Malu wurde im brasilianischen Niteroi geboren, das durch die Guanabara-Bucht von Rio de Janeiro getrennt ist und als "Stadt des Lächelns" bekannt ist. Und für die kleine Malu gab es eine Sache, die sie ganz besonders zum Lächeln brachte: "Schon seit ich ganz klein war, war das Einzige, was ich tun wollte, wenn ich nicht in der Schule war, mit einem Fussball herumzuspielen", sagt sie. "Das hat mich glücklicher als alles andere gemacht. Solange ich denken kann, habe ich es geliebt, mit meiner Schwester einen Ball durch die Gegend zu kicken."

Malus Lächeln erstarb allerdings 2016, als ihr Vater der Familie plötzlich mitteilte, dass sie nach Portugal umziehen würden, wo seine Eltern lebten, während er sein Masterstudium abschloss.

Die Schwestern waren anfänglich zwar skeptisch, doch dann verliebten sich schnell in ihr neues Land. Und auch die Eltern sahen schon bald keinen Grund mehr für eine Rückkehr nach Brasilien. Aus dem eigentlich nur für sechs Monate geplanten Aufenthalt wurde ein Dauerzustand. Malu lebte das typische Leben eines Teenagers... bis vor kurzem.

"Mein Leben hat sich drastisch verändert", erklärt sie. "Dieses Jahr wurde ich in den Kader der ersten Mannschaft berufen und habe jeden Tag Training.

Ich muss zur Schule gehen und danach dann gleich zum Training. Meine Freundinnen und Freunde beschweren sich immer, dass ich gar nicht mehr mit ihnen abhängen kann. Ich wünschte wirklich, ich könnte es, denn ich vermisse sie. Aber das ist es, was ich vom Leben will, und ich weiß, dass ich mich voll und ganz reinhängen muss.

Mein Ziel war es nie, die jüngste Spielerin zu werden oder irgendeinen Rekord zu brechen. Mein Ziel war es immer, Fussballprofi zu werden.

Das ist natürlich ein sehr schöner Meilenstein und ich bin sehr glücklich, aber ich werde mir das nicht zu Kopf steigen lassen. Ich weiß, dass ich weiter hart trainieren muss, um immer besser zu werden, damit ich mehr Chancen bei Braga und im Nationalteam bekomme."

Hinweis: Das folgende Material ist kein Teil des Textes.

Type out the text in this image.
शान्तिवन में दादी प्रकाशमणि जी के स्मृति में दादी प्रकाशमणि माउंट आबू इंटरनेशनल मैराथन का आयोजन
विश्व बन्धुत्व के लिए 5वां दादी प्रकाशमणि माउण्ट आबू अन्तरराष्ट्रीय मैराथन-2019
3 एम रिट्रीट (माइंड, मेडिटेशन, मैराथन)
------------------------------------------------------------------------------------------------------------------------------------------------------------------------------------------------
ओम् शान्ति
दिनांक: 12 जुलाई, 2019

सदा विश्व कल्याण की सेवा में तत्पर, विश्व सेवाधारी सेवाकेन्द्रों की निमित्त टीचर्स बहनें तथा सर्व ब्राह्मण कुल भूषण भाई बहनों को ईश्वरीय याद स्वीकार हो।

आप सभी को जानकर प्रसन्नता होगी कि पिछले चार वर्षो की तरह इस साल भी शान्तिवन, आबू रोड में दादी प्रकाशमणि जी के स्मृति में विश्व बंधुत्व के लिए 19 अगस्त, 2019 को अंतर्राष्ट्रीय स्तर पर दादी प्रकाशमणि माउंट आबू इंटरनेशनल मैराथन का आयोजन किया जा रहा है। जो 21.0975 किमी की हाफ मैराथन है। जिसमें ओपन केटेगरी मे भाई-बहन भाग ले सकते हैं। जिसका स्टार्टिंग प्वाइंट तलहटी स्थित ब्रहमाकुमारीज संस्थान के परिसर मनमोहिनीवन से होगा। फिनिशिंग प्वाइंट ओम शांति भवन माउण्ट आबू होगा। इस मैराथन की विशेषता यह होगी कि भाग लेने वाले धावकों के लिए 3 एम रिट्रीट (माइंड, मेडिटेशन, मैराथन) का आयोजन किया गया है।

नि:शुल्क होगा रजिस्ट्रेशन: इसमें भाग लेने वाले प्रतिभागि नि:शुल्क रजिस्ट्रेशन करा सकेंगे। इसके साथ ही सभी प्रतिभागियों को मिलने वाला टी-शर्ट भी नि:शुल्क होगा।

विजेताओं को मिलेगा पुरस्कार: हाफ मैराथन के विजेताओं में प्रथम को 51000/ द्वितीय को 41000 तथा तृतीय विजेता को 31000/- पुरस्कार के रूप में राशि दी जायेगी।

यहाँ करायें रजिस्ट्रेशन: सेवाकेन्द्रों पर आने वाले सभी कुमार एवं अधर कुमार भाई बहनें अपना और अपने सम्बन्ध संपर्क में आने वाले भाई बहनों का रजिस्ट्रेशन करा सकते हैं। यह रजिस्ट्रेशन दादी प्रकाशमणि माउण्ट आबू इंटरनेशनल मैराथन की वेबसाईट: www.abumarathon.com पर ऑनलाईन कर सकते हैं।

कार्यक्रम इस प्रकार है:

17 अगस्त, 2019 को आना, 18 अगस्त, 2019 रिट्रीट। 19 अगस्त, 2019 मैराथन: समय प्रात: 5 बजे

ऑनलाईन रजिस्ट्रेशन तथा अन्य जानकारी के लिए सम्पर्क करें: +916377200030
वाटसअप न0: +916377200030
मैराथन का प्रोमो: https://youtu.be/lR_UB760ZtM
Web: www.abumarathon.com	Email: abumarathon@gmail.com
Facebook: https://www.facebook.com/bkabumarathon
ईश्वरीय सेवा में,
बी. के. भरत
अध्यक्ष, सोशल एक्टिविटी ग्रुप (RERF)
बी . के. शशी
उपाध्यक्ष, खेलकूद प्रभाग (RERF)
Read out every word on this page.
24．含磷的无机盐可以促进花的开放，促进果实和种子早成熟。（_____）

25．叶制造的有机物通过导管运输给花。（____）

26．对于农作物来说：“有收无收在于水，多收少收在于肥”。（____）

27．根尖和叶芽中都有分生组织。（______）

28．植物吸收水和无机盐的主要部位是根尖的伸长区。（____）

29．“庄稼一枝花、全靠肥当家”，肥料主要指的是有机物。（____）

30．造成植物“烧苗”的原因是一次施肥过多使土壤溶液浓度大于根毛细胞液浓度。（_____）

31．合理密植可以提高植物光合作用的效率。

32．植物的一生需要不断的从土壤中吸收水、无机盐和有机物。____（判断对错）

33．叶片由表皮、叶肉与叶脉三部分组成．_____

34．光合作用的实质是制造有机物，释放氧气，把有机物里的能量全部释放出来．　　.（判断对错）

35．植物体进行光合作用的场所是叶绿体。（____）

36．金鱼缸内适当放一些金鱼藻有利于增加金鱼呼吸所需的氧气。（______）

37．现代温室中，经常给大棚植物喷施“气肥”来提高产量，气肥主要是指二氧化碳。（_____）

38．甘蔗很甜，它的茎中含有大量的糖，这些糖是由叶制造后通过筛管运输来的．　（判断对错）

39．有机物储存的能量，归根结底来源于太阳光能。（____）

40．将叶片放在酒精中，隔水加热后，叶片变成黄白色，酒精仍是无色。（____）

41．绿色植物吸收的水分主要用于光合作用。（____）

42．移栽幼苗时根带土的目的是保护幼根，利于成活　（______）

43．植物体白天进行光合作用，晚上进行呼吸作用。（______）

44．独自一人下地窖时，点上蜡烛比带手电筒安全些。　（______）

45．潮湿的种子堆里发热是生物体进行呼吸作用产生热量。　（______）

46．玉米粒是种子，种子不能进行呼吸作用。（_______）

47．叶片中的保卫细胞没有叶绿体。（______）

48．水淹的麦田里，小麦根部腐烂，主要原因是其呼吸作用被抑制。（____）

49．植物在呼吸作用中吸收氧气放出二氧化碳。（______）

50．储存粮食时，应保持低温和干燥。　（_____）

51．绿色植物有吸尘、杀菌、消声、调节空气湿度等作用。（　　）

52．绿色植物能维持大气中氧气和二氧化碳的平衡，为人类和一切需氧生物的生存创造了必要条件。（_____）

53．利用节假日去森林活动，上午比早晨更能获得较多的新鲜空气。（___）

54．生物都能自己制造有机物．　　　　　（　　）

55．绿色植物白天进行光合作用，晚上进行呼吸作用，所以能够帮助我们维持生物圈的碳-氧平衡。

Ihre erste internationale Berufung wird Malu nie vergessen.

"Es war wirklich unglaublich", sagt das Mädchen, das Cristiano Ronaldo verehrt. "Es ist der Traum aller Fussballer, für sein Land zu spielen. Ich war überglücklich. Ich habe mir vor Freude die Augen aus dem Kopf geweint.

Es war eine lustige Situation, denn ich hatte gerade mit dem Mittagessen angefangen, als die Nachricht kam. Ich war völlig perplex. Ich wusste nicht einmal, dass man beim Nationalteam überhaupt meinen Namen kannte. Und natürlich war ich auch ziemlich nervös – aber diese angenehme Nervosität, wissen Sie? – so nervös, dass ich gar nichts mehr essen konnte! (lacht)

Malu Gaspar lines up with the Portugal U-16s

Das Mittagessen mag vergeudet gewesen sein, aber Malus erste Auftritte mit der Selecção das Quinas waren es ganz sicher nicht. Sie glänzte mit starken Leistungen, als Portugal drei Siege aus vier Spielen holte, darunter im Februar einen, der Geschichte schrieb.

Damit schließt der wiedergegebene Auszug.